Learning from the Survivors of Katrina

By Anupum Pant

Katrina, the 5th hurricane of the 2005 Atlantic hurricane season was the costliest natural disaster, as well as one of the five deadliest hurricanes, in the history of the United States. It destroyed everything in its way, except hundreds of those oak trees which bore the full brunt of it. What made these trees survive such a massive storm has revealed to us that these trees are like whole living blueprints of how to survive hurricanes – inspiring hurricane resistant houses.

The trunks can flex in the wind, their branches flex and their leaves spiral into a Fibonacci sequence in the wind so as to bear the minimum damage. The whole family of oaks nearby have an underground connection which makes their foundation really networked and solid.
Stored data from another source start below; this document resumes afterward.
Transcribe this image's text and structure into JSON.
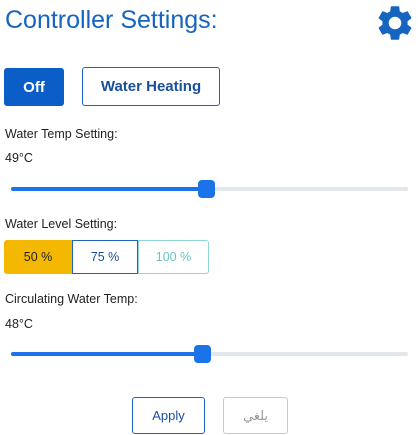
{
  "header": {
    "title": "Controller Settings:",
    "settings_icon": "gear-icon"
  },
  "mode": {
    "off_label": "Off",
    "water_heating_label": "Water Heating"
  },
  "water_temp": {
    "label": "Water Temp Setting:",
    "value": "49°C",
    "fill_fraction": 0.49
  },
  "water_level": {
    "label": "Water Level Setting:",
    "options": [
      "50 %",
      "75 %",
      "100 %"
    ],
    "selected": "50 %"
  },
  "circulating_temp": {
    "label": "Circulating Water Temp:",
    "value": "48°C",
    "fill_fraction": 0.48
  },
  "actions": {
    "apply_label": "Apply",
    "cancel_label": "يلغي"
  },
  "colors": {
    "title": "#1565c0",
    "primary": "#0b5ec7",
    "slider": "#1a73e8",
    "selected_level": "#f5b800",
    "disabled_level": "#6cc3c7"
  }
}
We sure have a lot to learn from nature.

One thought on “Learning from the Survivors of Katrina”

  1. Amazing things, trees. We truly couldn’t exist without them… for our air, our shelter, our food…every element of survival. Not surprising we can look to them to be safer during a natural disaster.

    We really do have much to learn from the way the natural world deals with natural disaster, not to mention daily life. Taking elements and functions from nature and using them to innovate designs for humans goes back virtually to the beginning of time, like the aerodynamics of an airplane being modelled after bird flight (the simplest example, but nevertheless…).

    Thank you, once again, for the always engaging information. Yours are the only e-mails besides those from my daughter that I truly always look forward to. Nicely done!